Embryologie du fascia
Le tissu conjonctif est le fascia. Le fascia peut être divisé en tissu conjonctif proprement dit (libre ou aréolaire, et dense) et en tissu conjonctif spécialisé (fascia solide et fluide) [20,34]. Toutes ces classifications incluent la présence de collagène, de fibroblastes et de télocytes [20]. Tous les tissus considérés comme fascia conjonctif présentent des caractéristiques communes, telles que la viscoélasticité et la capacité à produire du mouvement [20,35,36]. Le tissu adipeux, considéré comme un tissu conjonctif, contient des fibres de collagène (en particulier de type VI) [35,37,38]. Les fibroblastes, qui synthétisent le collagène, produisent le mouvement, avec un pic de contraction moyen toutes les 84 secondes environ [39,40].
]. Les adipocytes ont également des propriétés viscoélastiques [41]. De même, les ostéocytes ont des propriétés contractiles et une capacité viscoélastique ; le collagène est interconnecté avec les ostéocytes [42-44]. Les cellules sanguines telles que les globules rouges et les plaquettes sont des structures viscoélastiques et capables de changer activement de morphologie [45-48]. Une autre caractéristique partagée par le fascia est la phylogénie embryologique. Le mésenchyme est un tissu immergé dans une matrice extracellulaire, composée de cellules libres, de fluides et de protéines ; cette organisation tissulaire permet aux cellules de migrer facilement des principales couches embryonnaires du mésoderme et des crêtes neurales de l’ectoderme [49]. Pendant la gastrulation (après la troisième semaine de développement), les cellules mésenchymateuses ou épithéliums perdent leur capacité adhésive et peuvent migrer des couches dont elles dérivent. Ce processus est connu sous le nom de transition épithélio-mésenchymateuse. Le mésenchyme mésodermique et l’ectomésenchyme donneront naissance aux tissus conjonctifs de l’organisme [50,51]. Ces tissus peuvent être classés en tissus solides (tissu conjonctif proprement dit, graisse, os, cartilage, méninges, tissus représentant les voies vasculaires et lymphatiques, derme et capsules articulaires) et en tissus fluides (sang, lymphe et liquide céphalorachidien) [20,31].
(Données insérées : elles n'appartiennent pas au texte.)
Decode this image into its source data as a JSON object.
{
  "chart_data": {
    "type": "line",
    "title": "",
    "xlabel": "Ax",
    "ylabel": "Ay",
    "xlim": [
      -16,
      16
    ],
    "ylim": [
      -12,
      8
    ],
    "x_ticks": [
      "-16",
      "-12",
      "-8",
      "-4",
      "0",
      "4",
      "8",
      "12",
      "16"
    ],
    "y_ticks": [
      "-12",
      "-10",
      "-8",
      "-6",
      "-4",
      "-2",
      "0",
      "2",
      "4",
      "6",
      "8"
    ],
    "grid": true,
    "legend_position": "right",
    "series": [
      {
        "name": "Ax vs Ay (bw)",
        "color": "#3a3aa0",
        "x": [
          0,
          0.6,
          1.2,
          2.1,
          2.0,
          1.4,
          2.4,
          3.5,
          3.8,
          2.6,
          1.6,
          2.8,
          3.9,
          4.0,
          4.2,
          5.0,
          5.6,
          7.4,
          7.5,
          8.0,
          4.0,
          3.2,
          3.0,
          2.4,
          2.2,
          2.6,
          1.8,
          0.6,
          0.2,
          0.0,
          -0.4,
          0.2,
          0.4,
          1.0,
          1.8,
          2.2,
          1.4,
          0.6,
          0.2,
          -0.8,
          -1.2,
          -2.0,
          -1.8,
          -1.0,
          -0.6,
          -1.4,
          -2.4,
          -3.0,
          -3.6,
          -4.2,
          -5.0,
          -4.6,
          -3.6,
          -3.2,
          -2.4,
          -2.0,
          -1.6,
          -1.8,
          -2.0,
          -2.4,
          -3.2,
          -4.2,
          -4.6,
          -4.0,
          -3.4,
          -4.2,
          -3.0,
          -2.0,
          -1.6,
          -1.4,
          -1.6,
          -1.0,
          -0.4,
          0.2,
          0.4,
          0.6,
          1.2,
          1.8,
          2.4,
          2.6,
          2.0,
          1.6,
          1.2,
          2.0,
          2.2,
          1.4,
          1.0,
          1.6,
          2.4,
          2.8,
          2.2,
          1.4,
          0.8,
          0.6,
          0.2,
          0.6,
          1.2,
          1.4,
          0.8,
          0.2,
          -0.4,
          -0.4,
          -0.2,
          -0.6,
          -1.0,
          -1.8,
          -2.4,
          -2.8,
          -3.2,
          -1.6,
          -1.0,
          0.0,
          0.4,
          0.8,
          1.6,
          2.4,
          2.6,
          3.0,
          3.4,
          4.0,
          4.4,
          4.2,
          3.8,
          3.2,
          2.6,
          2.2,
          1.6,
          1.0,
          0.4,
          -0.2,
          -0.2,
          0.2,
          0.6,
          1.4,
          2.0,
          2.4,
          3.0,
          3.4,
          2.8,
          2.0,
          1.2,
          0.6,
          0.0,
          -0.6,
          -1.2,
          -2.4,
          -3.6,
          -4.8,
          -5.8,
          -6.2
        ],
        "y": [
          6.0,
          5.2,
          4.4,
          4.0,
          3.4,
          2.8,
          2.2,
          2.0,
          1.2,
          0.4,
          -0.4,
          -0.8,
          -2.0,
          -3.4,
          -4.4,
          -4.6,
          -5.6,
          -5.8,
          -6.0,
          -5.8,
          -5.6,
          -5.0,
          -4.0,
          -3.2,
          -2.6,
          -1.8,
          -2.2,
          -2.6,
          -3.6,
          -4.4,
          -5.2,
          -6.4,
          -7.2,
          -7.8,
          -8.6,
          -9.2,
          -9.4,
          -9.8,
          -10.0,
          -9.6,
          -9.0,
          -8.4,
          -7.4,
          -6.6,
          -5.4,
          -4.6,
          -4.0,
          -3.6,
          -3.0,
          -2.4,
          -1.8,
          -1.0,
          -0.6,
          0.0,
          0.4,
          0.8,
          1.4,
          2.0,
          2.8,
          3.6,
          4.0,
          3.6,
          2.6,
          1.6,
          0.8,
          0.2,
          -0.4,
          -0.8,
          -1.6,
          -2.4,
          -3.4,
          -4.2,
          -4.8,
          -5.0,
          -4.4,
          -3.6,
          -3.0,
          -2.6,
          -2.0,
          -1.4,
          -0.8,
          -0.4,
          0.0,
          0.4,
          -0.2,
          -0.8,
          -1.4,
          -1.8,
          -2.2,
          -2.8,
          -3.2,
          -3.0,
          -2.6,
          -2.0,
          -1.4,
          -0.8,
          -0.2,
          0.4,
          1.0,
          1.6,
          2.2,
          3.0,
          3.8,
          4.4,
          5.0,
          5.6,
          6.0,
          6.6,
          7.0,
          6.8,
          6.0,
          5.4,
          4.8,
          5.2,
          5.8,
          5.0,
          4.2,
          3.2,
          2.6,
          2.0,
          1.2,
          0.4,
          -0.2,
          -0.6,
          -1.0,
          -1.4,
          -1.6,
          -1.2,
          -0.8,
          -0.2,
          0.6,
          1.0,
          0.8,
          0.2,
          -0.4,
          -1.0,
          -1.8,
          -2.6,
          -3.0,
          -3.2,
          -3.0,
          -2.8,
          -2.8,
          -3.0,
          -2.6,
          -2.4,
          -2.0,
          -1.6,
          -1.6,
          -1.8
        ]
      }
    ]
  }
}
Nous savons depuis 1888 que les crêtes neurales donnent naissance au tissu conjonctif des régions crânienne et cervico-crânienne, tandis que la couche mésodermique donne naissance au tissu conjonctif du reste du corps [52]. Dans certains muscles du tractus cervico-crânien, il existe un mélange phylogénétique de tissu conjonctif, comme le muscle trapèze et le muscle sterno-cléido-mastoïdien, sans discontinuité anatomique ni limites reconnaissables d’un point de vue macroscopique ou microscopique [20,21]. Dans nos travaux précédents, nous avons considéré d’autres structures qui pourraient être considérées comme des tissus conjonctifs à partir de l’origine embryologique (mésoderme, ectoderme), comme la fibre musculaire lisse volontaire et involontaire (Figure 1) [20,21]. L’unité fonctionnelle de la fibre musculaire effectue des contractions cycliques en l’absence d’un ordre électrique spécifique, comme les fibroblastes, les myofibroblastes et les cellules musculaires lisses [53-55]. La fibre musculaire et le sarcomère possèdent une capacité viscoélastique ; cette propriété fait du tissu musculaire un composant du continuum fascial [56-60]. Un tissu conjonctif pourrait être considéré comme une structure qui bouge, crée une action et soutient la continuité du mouvement.